Of course, Osborne could also try to be cute about it by taking the line that Troup’s work with offshore entities was technically legal and that’s what matters, but then he’d have to disavow that other thing he said when Troup started this job: “he will prove a huge asset to HMRC as it…continues its vital work to clamp down on tax avoidance and evasion”. Avoidance and evasion? How little did he supposedly know about this man who he had already personally employed for several years before appointing him to a top regulatory role in one of the most important departments in the British government?
This is not a crisis of legality but rather a sudden and unavoidable debate about the breadth of political possibility
If by some bizarre improbability both Cameron and Osborne, who each had different connections at different times to Troup, failed to be aware of the fact that Troup was professionally aligned with the kind of offshore entity the public are finally seeing thanks to the Mossack Fonseca leaks, it would be a hell of a coincidence.

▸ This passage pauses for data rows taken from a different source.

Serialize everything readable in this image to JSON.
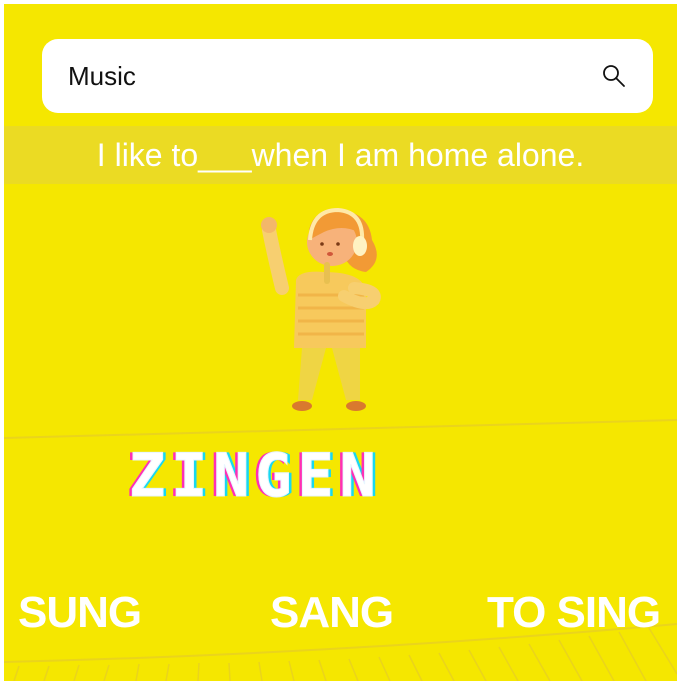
{
  "search": {
    "query": "Music",
    "icon": "search-icon"
  },
  "prompt": {
    "sentence": "I like to___when I am home alone."
  },
  "illustration": {
    "subject": "girl-singing-with-headphones"
  },
  "word": {
    "text": "ZINGEN"
  },
  "options": [
    {
      "label": "SUNG"
    },
    {
      "label": "SANG"
    },
    {
      "label": "TO SING"
    }
  ],
  "colors": {
    "background": "#f5e700",
    "band": "#ebdb23",
    "word_shadow_pink": "#ff2fb4",
    "word_shadow_cyan": "#18d8f0"
  }
}
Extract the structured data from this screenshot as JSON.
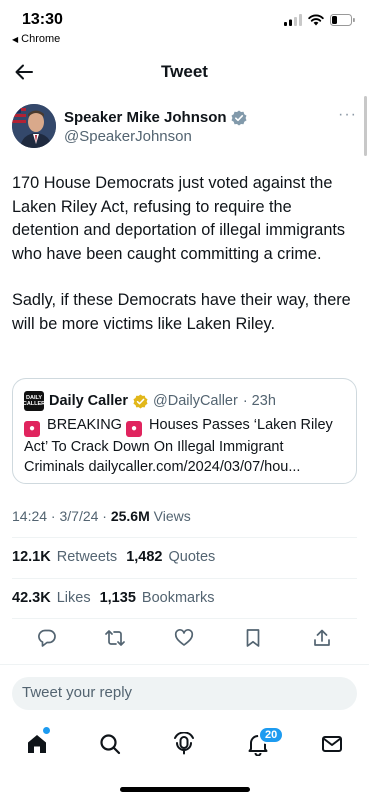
{
  "status": {
    "time": "13:30",
    "back_app": "Chrome"
  },
  "nav": {
    "title": "Tweet"
  },
  "author": {
    "name": "Speaker Mike Johnson",
    "handle": "@SpeakerJohnson",
    "verified_color": "#829aab"
  },
  "tweet": {
    "paragraphs": [
      "170 House Democrats just voted against the Laken Riley Act, refusing to require the detention and deportation of illegal immigrants who have been caught committing a crime.",
      "Sadly, if these Democrats have their way, there will be more victims like Laken Riley."
    ]
  },
  "quote": {
    "logo_line1": "DAILY",
    "logo_line2": "CALLER",
    "name": "Daily Caller",
    "handle": "@DailyCaller",
    "time": "· 23h",
    "line1_a": " BREAKING ",
    "line1_b": " Houses Passes ‘Laken Riley",
    "line2": "Act’ To Crack Down On Illegal Immigrant",
    "line3": "Criminals dailycaller.com/2024/03/07/hou..."
  },
  "meta": {
    "datetime": "14:24 · 3/7/24 · ",
    "views_count": "25.6M",
    "views_label": " Views"
  },
  "stats": {
    "retweets_count": "12.1K",
    "retweets_label": "Retweets",
    "quotes_count": "1,482",
    "quotes_label": "Quotes",
    "likes_count": "42.3K",
    "likes_label": "Likes",
    "bookmarks_count": "1,135",
    "bookmarks_label": "Bookmarks"
  },
  "reply": {
    "placeholder": "Tweet your reply"
  },
  "tabbar": {
    "notifications_badge": "20"
  },
  "colors": {
    "accent": "#1d9bf0",
    "muted": "#536471",
    "gold": "#e2b719"
  }
}
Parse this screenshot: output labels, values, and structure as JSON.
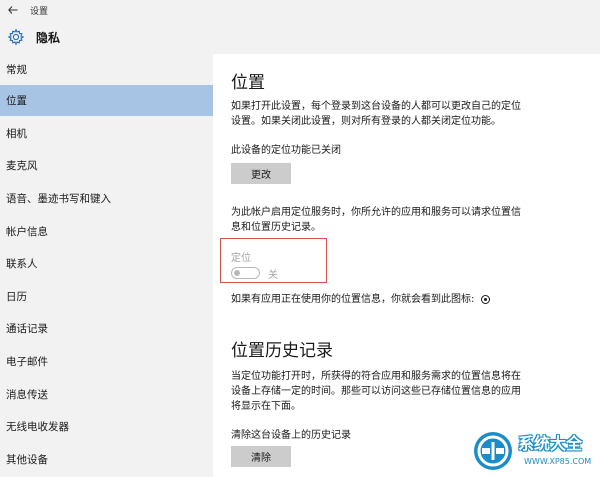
{
  "topbar": {
    "back_icon": "arrow-left-icon",
    "title": "设置"
  },
  "header": {
    "icon": "gear-icon",
    "title": "隐私"
  },
  "sidebar": {
    "items": [
      {
        "label": "常规",
        "selected": false
      },
      {
        "label": "位置",
        "selected": true
      },
      {
        "label": "相机",
        "selected": false
      },
      {
        "label": "麦克风",
        "selected": false
      },
      {
        "label": "语音、墨迹书写和键入",
        "selected": false
      },
      {
        "label": "帐户信息",
        "selected": false
      },
      {
        "label": "联系人",
        "selected": false
      },
      {
        "label": "日历",
        "selected": false
      },
      {
        "label": "通话记录",
        "selected": false
      },
      {
        "label": "电子邮件",
        "selected": false
      },
      {
        "label": "消息传送",
        "selected": false
      },
      {
        "label": "无线电收发器",
        "selected": false
      },
      {
        "label": "其他设备",
        "selected": false
      }
    ],
    "selected_color": "#a7c4e5"
  },
  "content": {
    "location": {
      "title": "位置",
      "desc_line1": "如果打开此设置，每个登录到这台设备的人都可以更改自己的定位",
      "desc_line2": "设置。如果关闭此设置，则对所有登录的人都关闭定位功能。",
      "status": "此设备的定位功能已关闭",
      "change_button": "更改",
      "account_desc_line1": "为此帐户启用定位服务时，你所允许的应用和服务可以请求位置信",
      "account_desc_line2": "息和位置历史记录。",
      "toggle_label": "定位",
      "toggle_state": "关",
      "toggle_on": false,
      "indicator_text": "如果有应用正在使用你的位置信息，你就会看到此图标:"
    },
    "history": {
      "title": "位置历史记录",
      "desc_line1": "当定位功能打开时，所获得的符合应用和服务需求的位置信息将在",
      "desc_line2": "设备上存储一定的时间。那些可以访问这些已存储位置信息的应用",
      "desc_line3": "将显示在下面。",
      "clear_label": "清除这台设备上的历史记录",
      "clear_button": "清除"
    }
  },
  "watermark": {
    "brand": "系统大全",
    "url": "WWW.XP85.COM",
    "color": "#1a8cc8"
  },
  "colors": {
    "sidebar_bg": "#f2f2f2",
    "button_bg": "#cccccc",
    "highlight_border": "#d9534f"
  }
}
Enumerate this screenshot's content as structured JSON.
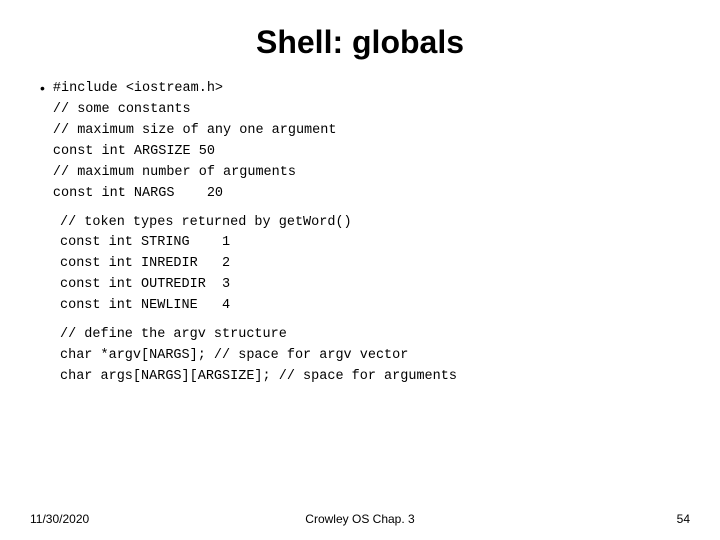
{
  "title": "Shell: globals",
  "code_section1": "#include <iostream.h>\n// some constants\n// maximum size of any one argument\nconst int ARGSIZE 50\n// maximum number of arguments\nconst int NARGS    20",
  "code_section2": "// token types returned by getWord()\nconst int STRING    1\nconst int INREDIR   2\nconst int OUTREDIR  3\nconst int NEWLINE   4",
  "code_section3": "// define the argv structure\nchar *argv[NARGS]; // space for argv vector\nchar args[NARGS][ARGSIZE]; // space for arguments",
  "footer": {
    "left": "11/30/2020",
    "center": "Crowley   OS   Chap. 3",
    "right": "54"
  },
  "bullet": "•"
}
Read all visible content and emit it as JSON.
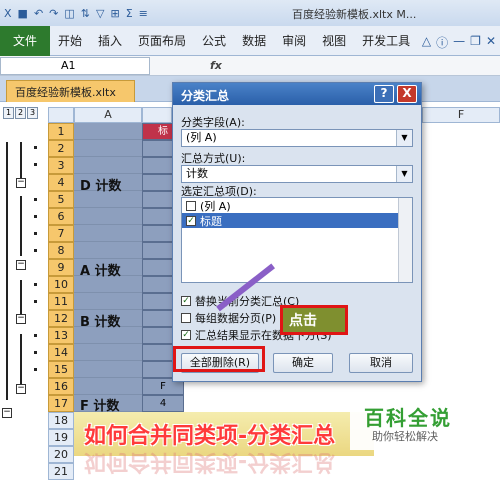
{
  "window": {
    "title": "百度经验新模板.xltx M..."
  },
  "ribbon": {
    "file": "文件",
    "tabs": [
      "开始",
      "插入",
      "页面布局",
      "公式",
      "数据",
      "审阅",
      "视图",
      "开发工具"
    ]
  },
  "formula_bar": {
    "name_box": "A1",
    "fx": "fx"
  },
  "workbook_tab": "百度经验新模板.xltx",
  "outline_levels": [
    "1",
    "2",
    "3"
  ],
  "columns": [
    "A",
    "F"
  ],
  "rows": [
    {
      "num": "1",
      "b": "标"
    },
    {
      "num": "2",
      "b": ""
    },
    {
      "num": "3",
      "b": ""
    },
    {
      "num": "4",
      "b": ""
    },
    {
      "num": "5",
      "b": ""
    },
    {
      "num": "6",
      "b": ""
    },
    {
      "num": "7",
      "b": ""
    },
    {
      "num": "8",
      "b": ""
    },
    {
      "num": "9",
      "b": ""
    },
    {
      "num": "10",
      "b": ""
    },
    {
      "num": "11",
      "b": ""
    },
    {
      "num": "12",
      "b": ""
    },
    {
      "num": "13",
      "b": ""
    },
    {
      "num": "14",
      "b": ""
    },
    {
      "num": "15",
      "b": ""
    },
    {
      "num": "16",
      "b": "F"
    },
    {
      "num": "17",
      "b": "4"
    },
    {
      "num": "18",
      "b": ""
    },
    {
      "num": "19",
      "b": ""
    },
    {
      "num": "20",
      "b": ""
    },
    {
      "num": "21",
      "b": ""
    }
  ],
  "group_labels": [
    {
      "text": "D 计数"
    },
    {
      "text": "A 计数"
    },
    {
      "text": "B 计数"
    },
    {
      "text": "F 计数"
    }
  ],
  "dialog": {
    "title": "分类汇总",
    "help": "?",
    "close": "X",
    "field_label": "分类字段(A):",
    "field_value": "(列 A)",
    "method_label": "汇总方式(U):",
    "method_value": "计数",
    "items_label": "选定汇总项(D):",
    "items": [
      {
        "label": "(列 A)",
        "checked": false
      },
      {
        "label": "标题",
        "checked": true
      }
    ],
    "options": [
      {
        "label": "替换当前分类汇总(C)",
        "checked": true
      },
      {
        "label": "每组数据分页(P)",
        "checked": false
      },
      {
        "label": "汇总结果显示在数据下方(S)",
        "checked": true
      }
    ],
    "remove_all": "全部删除(R)",
    "ok": "确定",
    "cancel": "取消"
  },
  "annotation": {
    "callout": "点击"
  },
  "banner": {
    "text": "如何合并同类项-分类汇总"
  },
  "watermark": {
    "big": "百科全说",
    "small": "助你轻松解决"
  },
  "colors": {
    "file_tab": "#2d7a2d",
    "row_header": "#f6c76c",
    "highlight": "#e01515",
    "dialog_title": "#2a5fa9"
  }
}
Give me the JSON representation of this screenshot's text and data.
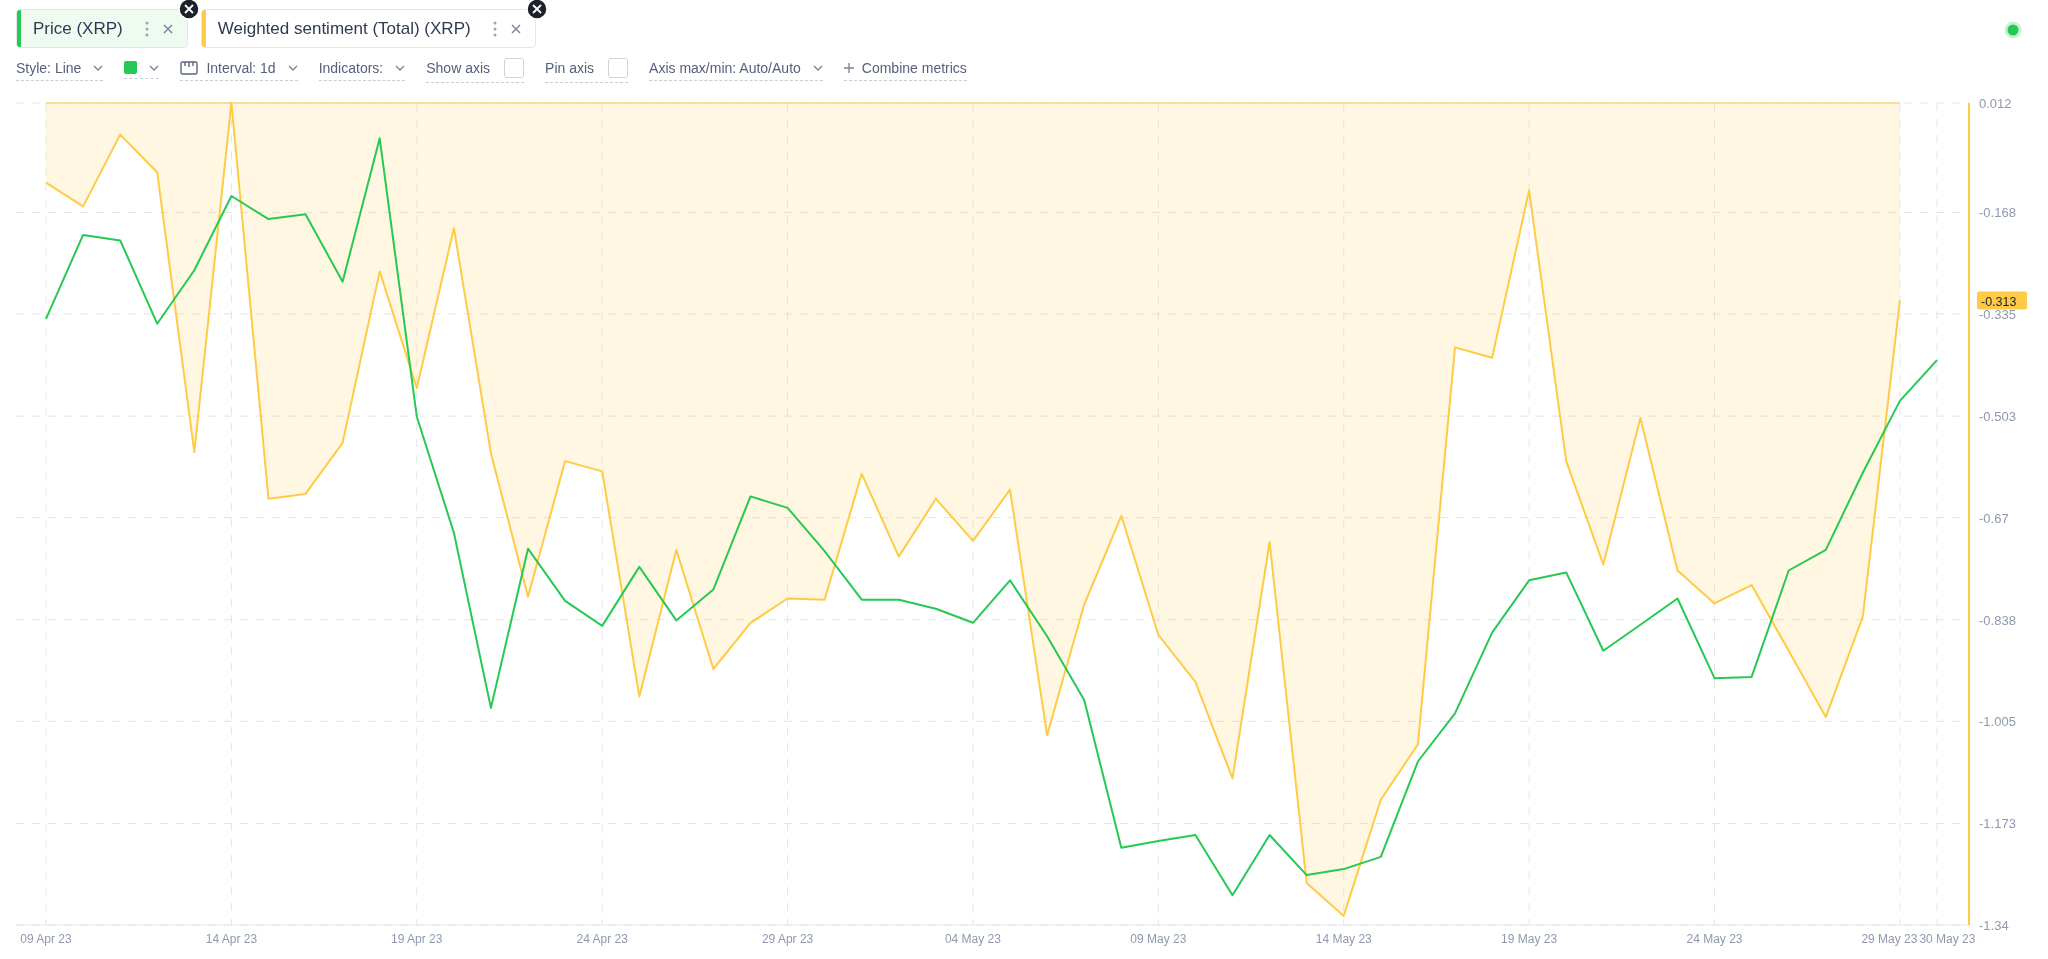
{
  "metrics": [
    {
      "label": "Price (XRP)",
      "color": "#26c953",
      "selected": true
    },
    {
      "label": "Weighted sentiment (Total) (XRP)",
      "color": "#ffcb47",
      "selected": false
    }
  ],
  "live_indicator": {
    "online": true
  },
  "toolbar": [
    {
      "kind": "dropdown",
      "label": "Style: Line"
    },
    {
      "kind": "color",
      "color": "#26c953"
    },
    {
      "kind": "interval",
      "label": "Interval: 1d"
    },
    {
      "kind": "dropdown",
      "label": "Indicators:"
    },
    {
      "kind": "checkbox",
      "label": "Show axis",
      "checked": false
    },
    {
      "kind": "checkbox",
      "label": "Pin axis",
      "checked": false
    },
    {
      "kind": "dropdown",
      "label": "Axis max/min: Auto/Auto"
    },
    {
      "kind": "add",
      "label": "Combine metrics"
    }
  ],
  "current_value": {
    "label": "-0.313"
  },
  "sentiment_shading": {
    "on": true
  },
  "chart_data": {
    "type": "line",
    "categories": [
      "09 Apr 23",
      null,
      null,
      null,
      null,
      "14 Apr 23",
      null,
      null,
      null,
      null,
      "19 Apr 23",
      null,
      null,
      null,
      null,
      "24 Apr 23",
      null,
      null,
      null,
      null,
      "29 Apr 23",
      null,
      null,
      null,
      null,
      "04 May 23",
      null,
      null,
      null,
      null,
      "09 May 23",
      null,
      null,
      null,
      null,
      "14 May 23",
      null,
      null,
      null,
      null,
      "19 May 23",
      null,
      null,
      null,
      null,
      "24 May 23",
      null,
      null,
      null,
      null,
      "29 May 23",
      "30 May 23"
    ],
    "series": [
      {
        "color": "#ffcb47",
        "values": [
          -0.119,
          -0.158,
          -0.04,
          -0.102,
          -0.562,
          0.012,
          -0.639,
          -0.631,
          -0.547,
          -0.265,
          -0.457,
          -0.194,
          -0.564,
          -0.8,
          -0.577,
          -0.594,
          -0.964,
          -0.723,
          -0.919,
          -0.843,
          -0.803,
          -0.805,
          -0.598,
          -0.734,
          -0.639,
          -0.708,
          -0.624,
          -1.028,
          -0.813,
          -0.667,
          -0.863,
          -0.94,
          -1.099,
          -0.71,
          -1.271,
          -1.325,
          -1.134,
          -1.043,
          -0.39,
          -0.407,
          -0.132,
          -0.577,
          -0.747,
          -0.506,
          -0.757,
          -0.811,
          -0.781,
          -0.889,
          -0.998,
          -0.833,
          -0.313,
          null
        ]
      },
      {
        "color": "#26c953",
        "values": [
          -0.343,
          -0.205,
          -0.214,
          -0.351,
          -0.263,
          -0.141,
          -0.179,
          -0.171,
          -0.282,
          -0.046,
          -0.504,
          -0.695,
          -0.983,
          -0.721,
          -0.807,
          -0.848,
          -0.751,
          -0.839,
          -0.788,
          -0.635,
          -0.654,
          -0.725,
          -0.805,
          -0.805,
          -0.82,
          -0.843,
          -0.773,
          -0.865,
          -0.97,
          -1.213,
          -1.202,
          -1.192,
          -1.291,
          -1.192,
          -1.258,
          -1.248,
          -1.228,
          -1.071,
          -0.992,
          -0.859,
          -0.773,
          -0.76,
          -0.889,
          -0.846,
          -0.803,
          -0.934,
          -0.932,
          -0.757,
          -0.723,
          -0.596,
          -0.478,
          -0.411
        ]
      }
    ],
    "ylim": [
      -1.34,
      0.012
    ],
    "yticks": [
      {
        "value": 0.012,
        "label": "0.012"
      },
      {
        "value": -0.168,
        "label": "-0.168"
      },
      {
        "value": -0.335,
        "label": "-0.335"
      },
      {
        "value": -0.503,
        "label": "-0.503"
      },
      {
        "value": -0.67,
        "label": "-0.67"
      },
      {
        "value": -0.838,
        "label": "-0.838"
      },
      {
        "value": -1.005,
        "label": "-1.005"
      },
      {
        "value": -1.173,
        "label": "-1.173"
      },
      {
        "value": -1.34,
        "label": "-1.34"
      }
    ],
    "grid": true
  }
}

What the Panama Papers are increasingly revealing is that this is not a crisis of legality but rather a sudden and unavoidable debate about the breadth of political possibility. How is Troup supposed to lead an inquiry into a system in which he participated? It’s not unreasonable to wonder if that was precisely the logic of his appointment. Troup being rumbled is bad news for institutions like HSBC far more than it will be for David Cameron; they’re the ones who were about to be investigated by a fellow traveller.
If the Tories decide that Cameron is a junk bond and they need to dump him, it won’t be merely to detoxify their brand, but to have an individual take the fall for their collective misdeeds of selling our democracy to their friends in the financial sector, who refuse even to pay their fair share to keep things running smoothly. This is bigger than Cameron; this medieval sense of entitlement of the entire financial class is to blame, and they will want the public to be duped into thinking that Cameron alone is compromised to their will. Among the infighting and the panic, the snarling, existentially urgent goal of the Tories now is to desperately maintain the great lie of our time: that there is not enough to go around.